Dragon in the Mist
Something had upset our little dog, Sugar. One fall morning she came whining to the door of our bedroom aboard The Phoenix. Ears straight up, forehead wrinkled in a no-nonsense expression of pure doggy concern.
“What the matter, Sugar?” I peered over the top of the quilt. The pooch looked at me as if to say, “Get up! I have something to show you!”
“And hurry!” her troubled expression added. Dogs talk if you know how to listen.
“Ok, what is it girl?” I got out of bed. It was time anyway. I enjoy sitting on the front deck, drinking my coffee and watching the sun come up. These are the quietest moments of the day and can be the most rewarding, next to suppertime.
Prancing with uncontainable excitement, Sugar led me to the door. Out on the deck I sat cross-legged in the chair looking at the fog that often shrouds the lake in autumn, so thick I could have stirred it into my coffee. Sugar jumped into my lap but didn’t relax and cuddle as usual. Instead she stared intently into the stillness of the wet blanket morning, ears perked and legs quivering.
“What’s the matter, beautiful?” I peered into the sky trying to discover what had captured her interest so intensely, but nothing could be seen through the dense gray mist.
Then I heard something strange overhead, completely foreign to the world we live in – a muffled roar from nowhere at all, from everywhere at once. It shattered the stillness and echoed across the lake. Sugar barked once, twice, then looked at me with something like reproach. “See? See, I told you something peculiar is going on!”
I could give her no reassurance. This fearsome bellow from the fog-blinded sky resurrected old myths, making me think what a dragon might sound like if dragons really existed. Childhood stories came to mind of great winged monsters swooping down on peaceful villages, breathing fire and spewing terror. “And eating little dogs!” I teased Sugar, then regretted it immediately when she responded with a whine and a trusting lick to my cheek.

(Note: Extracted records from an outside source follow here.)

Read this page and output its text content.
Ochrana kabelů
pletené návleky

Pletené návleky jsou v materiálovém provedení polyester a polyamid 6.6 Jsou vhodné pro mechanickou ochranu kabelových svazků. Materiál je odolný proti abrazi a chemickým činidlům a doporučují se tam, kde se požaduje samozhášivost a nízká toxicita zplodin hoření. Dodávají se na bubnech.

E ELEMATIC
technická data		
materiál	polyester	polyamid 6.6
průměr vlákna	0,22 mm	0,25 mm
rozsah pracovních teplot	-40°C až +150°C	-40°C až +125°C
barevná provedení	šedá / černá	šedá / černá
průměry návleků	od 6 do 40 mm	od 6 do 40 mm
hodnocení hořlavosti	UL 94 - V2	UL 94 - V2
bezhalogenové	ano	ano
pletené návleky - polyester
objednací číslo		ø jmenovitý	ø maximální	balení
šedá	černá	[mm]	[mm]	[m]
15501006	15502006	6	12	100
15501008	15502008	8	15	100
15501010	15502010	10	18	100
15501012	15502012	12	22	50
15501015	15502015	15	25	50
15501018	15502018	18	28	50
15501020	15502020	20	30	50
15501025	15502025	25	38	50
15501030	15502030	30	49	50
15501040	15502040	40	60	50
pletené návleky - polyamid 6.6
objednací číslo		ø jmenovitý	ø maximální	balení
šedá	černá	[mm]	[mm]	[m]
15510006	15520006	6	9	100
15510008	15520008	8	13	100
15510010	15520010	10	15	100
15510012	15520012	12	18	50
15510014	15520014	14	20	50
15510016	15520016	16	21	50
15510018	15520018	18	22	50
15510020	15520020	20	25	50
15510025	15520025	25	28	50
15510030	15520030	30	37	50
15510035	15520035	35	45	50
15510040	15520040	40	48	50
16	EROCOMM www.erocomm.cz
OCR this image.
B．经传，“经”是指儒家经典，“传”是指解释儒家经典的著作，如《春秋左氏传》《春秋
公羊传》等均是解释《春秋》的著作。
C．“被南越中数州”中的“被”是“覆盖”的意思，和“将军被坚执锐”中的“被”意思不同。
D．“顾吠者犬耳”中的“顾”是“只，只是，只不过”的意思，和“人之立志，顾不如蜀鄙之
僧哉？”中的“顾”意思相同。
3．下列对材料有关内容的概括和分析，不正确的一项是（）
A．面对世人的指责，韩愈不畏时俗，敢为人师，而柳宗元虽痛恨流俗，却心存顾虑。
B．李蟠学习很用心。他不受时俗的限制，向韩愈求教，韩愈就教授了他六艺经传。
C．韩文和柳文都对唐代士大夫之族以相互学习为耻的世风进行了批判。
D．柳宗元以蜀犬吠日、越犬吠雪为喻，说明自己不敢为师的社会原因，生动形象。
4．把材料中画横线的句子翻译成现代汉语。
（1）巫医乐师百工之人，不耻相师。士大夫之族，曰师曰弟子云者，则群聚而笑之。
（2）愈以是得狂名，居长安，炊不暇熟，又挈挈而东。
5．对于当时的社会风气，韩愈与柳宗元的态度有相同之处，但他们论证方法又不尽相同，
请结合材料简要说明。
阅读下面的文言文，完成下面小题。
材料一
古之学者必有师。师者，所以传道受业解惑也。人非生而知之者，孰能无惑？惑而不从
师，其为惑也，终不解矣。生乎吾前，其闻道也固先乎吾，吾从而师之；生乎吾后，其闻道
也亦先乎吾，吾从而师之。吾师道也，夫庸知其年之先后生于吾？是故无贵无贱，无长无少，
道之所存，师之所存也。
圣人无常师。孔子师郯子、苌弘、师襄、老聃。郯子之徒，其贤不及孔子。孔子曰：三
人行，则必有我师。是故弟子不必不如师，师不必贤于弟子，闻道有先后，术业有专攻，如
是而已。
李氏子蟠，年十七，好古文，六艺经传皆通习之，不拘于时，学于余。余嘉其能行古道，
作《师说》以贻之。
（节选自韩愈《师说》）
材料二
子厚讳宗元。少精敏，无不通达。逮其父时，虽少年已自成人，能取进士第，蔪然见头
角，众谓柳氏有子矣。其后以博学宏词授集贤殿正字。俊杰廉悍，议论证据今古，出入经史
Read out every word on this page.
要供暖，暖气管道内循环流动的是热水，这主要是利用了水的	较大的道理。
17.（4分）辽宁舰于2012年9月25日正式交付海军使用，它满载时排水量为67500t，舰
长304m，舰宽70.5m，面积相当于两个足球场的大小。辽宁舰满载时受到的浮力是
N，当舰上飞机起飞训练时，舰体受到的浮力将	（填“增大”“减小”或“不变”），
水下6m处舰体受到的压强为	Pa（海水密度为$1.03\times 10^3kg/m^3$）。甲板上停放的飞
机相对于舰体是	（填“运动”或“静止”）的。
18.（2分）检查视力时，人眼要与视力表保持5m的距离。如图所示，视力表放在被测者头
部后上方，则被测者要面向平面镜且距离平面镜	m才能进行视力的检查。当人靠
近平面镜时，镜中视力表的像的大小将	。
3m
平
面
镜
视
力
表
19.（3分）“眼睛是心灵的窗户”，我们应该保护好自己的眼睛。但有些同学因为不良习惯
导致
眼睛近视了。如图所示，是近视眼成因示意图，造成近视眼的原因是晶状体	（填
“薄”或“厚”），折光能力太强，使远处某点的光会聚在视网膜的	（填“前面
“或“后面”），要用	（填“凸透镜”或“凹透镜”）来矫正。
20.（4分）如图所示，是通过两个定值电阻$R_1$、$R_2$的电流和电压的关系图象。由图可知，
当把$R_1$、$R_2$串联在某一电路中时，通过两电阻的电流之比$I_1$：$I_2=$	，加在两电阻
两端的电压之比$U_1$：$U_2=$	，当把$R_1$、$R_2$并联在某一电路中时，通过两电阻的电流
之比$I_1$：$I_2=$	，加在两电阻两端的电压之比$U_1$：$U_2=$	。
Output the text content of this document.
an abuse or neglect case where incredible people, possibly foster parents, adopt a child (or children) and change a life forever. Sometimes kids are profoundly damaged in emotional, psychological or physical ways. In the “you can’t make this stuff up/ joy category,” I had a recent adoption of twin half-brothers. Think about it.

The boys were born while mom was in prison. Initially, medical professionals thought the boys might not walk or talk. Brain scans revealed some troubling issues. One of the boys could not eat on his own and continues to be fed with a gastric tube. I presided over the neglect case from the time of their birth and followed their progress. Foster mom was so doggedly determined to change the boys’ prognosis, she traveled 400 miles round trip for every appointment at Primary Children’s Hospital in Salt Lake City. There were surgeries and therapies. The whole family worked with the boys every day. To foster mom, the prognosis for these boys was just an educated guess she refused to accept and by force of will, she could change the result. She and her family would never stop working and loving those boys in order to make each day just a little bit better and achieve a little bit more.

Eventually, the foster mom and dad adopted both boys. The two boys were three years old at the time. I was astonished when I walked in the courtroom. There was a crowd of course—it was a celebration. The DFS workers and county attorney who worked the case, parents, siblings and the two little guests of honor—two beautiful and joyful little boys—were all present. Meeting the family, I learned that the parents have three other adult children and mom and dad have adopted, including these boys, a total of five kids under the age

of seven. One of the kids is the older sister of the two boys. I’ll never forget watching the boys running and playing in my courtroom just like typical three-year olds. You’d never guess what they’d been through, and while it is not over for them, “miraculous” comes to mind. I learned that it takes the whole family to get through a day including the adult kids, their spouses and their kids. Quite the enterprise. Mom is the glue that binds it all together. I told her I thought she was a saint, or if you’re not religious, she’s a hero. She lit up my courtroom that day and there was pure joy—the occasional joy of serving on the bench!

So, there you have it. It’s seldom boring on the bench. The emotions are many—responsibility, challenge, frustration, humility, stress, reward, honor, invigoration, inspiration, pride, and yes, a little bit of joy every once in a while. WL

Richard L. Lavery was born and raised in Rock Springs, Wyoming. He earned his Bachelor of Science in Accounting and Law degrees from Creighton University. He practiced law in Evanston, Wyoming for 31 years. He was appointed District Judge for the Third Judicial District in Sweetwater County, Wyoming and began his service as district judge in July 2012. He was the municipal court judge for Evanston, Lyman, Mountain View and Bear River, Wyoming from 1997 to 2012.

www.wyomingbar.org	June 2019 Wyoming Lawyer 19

“Don’t worry,” I comforted, “There’s no such thing as dragons!” She cocked her head to the side as I added, “At least I don’t think so, not anymore…”
Although I do not believe in dragons overly much, goose bumps managed to march up my spine and sprinkle themselves across the back of my neck. We turned our eyes to the sky again, physically willing our eyesight to penetrate the depthless gray. What is out there?
That voice shook the peace of the cove again, an unspeakable snarl and closer, much closer! Sugar, the bold little terrier, jumped to the deck and assumed her fighting stance, ready to defend our boat against any intruder. When the unknowable monster bellowed its rage again she found a new strategic defense position under my chair. I probed the fog and this time saw … something. A light? No, a flame!
Flame? Flame, like dragons breathe? Utter nonsense.
Sugar wasn’t so sure, asserting with a growl that she is as dreadful as any dragon and at least twice as brave. Whatever was approaching through that morning fog, Sugar was determined to tear it to pieces, and I was determined to get a picture! I ran into the cabin, grabbed the camera and hurried back out.
A screech split the stillness right over our heads! Sugar stood in fearless challenge, ready for anything as long as it happened under the chair. (There is nothing in this world quite so fearsome as a Jack Russell Terrier in full dragon attack mode.) I pointed my camera into the mist, waiting, waiting, waiting…
The ghostly shape materialized over the treetops, roaring furiously and now clearly spitting fire! Amazed, I pointed the camera and snapped the button.
As far as Sugar was concerned the thing might as well have been a real dragon. Eventually she scared it away, of course. Then we both went inside for breakfast, and I think she forgot all about it.